The Maintenance Mode
  • As soon as the maintenance mode is engaged, the frequency of visits Educator/Patient is reduced to once every 6 months.
  • During the Maintenance Mode sessions, the educator has access to all the education modules and can choose any piece of content that needs to covered with the patient. 
  • A streamlined evaluation (similar to the initial eval.) is done during each “maintenance” visit to identify any substantial changes on the patient’s needs that will require some adjustment. The patient could come back to an “active” education mode (more frequent education sessions, e.g. every 2 weeks).
COPD Respiratory Status Follow-up


Monitoring of stable patients from a clinic in order to identify early any aggravation of symptoms (exacerbation) and implement an action plan

Patient, Educator (Nurse, RT or Physician)

Scheduled regular automated follow-up to the patient symptoms. Intensity/Frequency can be adjusted by the Educator depending on patient needs (e.g. daily, every week, etc.). Ongoing through the year.

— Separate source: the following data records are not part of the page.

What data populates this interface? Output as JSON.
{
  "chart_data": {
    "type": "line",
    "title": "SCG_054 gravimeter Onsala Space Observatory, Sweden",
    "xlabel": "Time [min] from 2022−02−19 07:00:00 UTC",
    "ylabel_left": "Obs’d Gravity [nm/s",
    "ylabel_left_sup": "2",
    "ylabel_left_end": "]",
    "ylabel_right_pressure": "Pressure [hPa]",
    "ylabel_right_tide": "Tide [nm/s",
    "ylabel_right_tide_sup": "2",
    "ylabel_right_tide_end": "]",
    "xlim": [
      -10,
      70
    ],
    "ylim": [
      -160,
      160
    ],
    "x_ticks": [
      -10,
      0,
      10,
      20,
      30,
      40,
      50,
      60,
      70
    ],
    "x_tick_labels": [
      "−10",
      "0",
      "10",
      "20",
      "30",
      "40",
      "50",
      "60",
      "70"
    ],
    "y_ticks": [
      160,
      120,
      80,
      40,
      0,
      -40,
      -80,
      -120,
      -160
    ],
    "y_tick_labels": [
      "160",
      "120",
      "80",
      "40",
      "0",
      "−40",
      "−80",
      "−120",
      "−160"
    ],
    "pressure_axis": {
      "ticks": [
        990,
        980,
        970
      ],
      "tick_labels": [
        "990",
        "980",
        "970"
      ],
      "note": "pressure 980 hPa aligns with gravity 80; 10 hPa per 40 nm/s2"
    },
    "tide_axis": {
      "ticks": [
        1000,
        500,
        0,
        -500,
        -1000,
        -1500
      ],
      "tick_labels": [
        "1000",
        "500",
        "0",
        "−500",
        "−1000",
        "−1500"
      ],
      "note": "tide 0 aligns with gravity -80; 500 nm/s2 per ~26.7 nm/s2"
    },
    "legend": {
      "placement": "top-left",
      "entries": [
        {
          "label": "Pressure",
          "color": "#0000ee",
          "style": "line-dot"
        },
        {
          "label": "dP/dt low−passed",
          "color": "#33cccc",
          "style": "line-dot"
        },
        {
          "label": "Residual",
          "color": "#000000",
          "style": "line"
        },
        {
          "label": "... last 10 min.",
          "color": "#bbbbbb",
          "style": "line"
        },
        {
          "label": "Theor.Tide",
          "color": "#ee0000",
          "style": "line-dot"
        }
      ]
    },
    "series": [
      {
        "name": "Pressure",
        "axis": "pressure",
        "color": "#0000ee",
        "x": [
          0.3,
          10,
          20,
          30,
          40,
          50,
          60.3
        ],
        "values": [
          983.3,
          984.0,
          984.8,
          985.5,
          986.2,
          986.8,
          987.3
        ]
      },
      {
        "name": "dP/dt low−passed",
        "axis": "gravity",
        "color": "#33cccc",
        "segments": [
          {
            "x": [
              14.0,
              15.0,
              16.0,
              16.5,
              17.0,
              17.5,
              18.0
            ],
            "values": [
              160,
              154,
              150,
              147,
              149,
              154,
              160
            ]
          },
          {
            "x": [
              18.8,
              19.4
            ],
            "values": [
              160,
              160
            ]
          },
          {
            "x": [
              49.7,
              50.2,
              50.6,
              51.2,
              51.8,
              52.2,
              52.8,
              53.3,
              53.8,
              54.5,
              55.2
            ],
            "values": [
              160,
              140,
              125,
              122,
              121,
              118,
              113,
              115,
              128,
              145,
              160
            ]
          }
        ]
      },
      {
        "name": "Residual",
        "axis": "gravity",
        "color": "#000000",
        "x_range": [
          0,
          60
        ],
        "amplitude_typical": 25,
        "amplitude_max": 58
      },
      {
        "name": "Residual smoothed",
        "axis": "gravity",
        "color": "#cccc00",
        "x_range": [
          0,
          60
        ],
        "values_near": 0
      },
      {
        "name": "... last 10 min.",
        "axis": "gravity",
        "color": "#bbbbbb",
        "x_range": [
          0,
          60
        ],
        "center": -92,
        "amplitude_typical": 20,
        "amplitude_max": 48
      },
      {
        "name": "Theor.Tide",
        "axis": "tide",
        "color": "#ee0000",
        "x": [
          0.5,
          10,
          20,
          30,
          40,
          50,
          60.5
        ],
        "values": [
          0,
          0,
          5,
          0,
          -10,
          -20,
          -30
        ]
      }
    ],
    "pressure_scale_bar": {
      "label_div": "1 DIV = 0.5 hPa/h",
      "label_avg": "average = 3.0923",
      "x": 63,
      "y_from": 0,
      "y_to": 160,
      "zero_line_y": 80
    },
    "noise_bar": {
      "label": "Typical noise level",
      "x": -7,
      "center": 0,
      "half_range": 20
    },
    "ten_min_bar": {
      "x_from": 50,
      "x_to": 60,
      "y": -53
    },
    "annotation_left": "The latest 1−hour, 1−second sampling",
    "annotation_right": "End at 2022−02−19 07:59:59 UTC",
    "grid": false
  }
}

  • Launch: Patients who have completed the Core Educational including setting-up an action plan.
  • Regular automated questions allow to identify any change in patient’s symptoms and severity.
  • If an exacerbation is detected the patient gets a reminder to engage their self-management strategies while waiting for the Educator to call back.
  • An alarm is generated for the Educator, so they immediately call back the patient. At this call they will evaluate any further intervention required and schedule additional follow-up.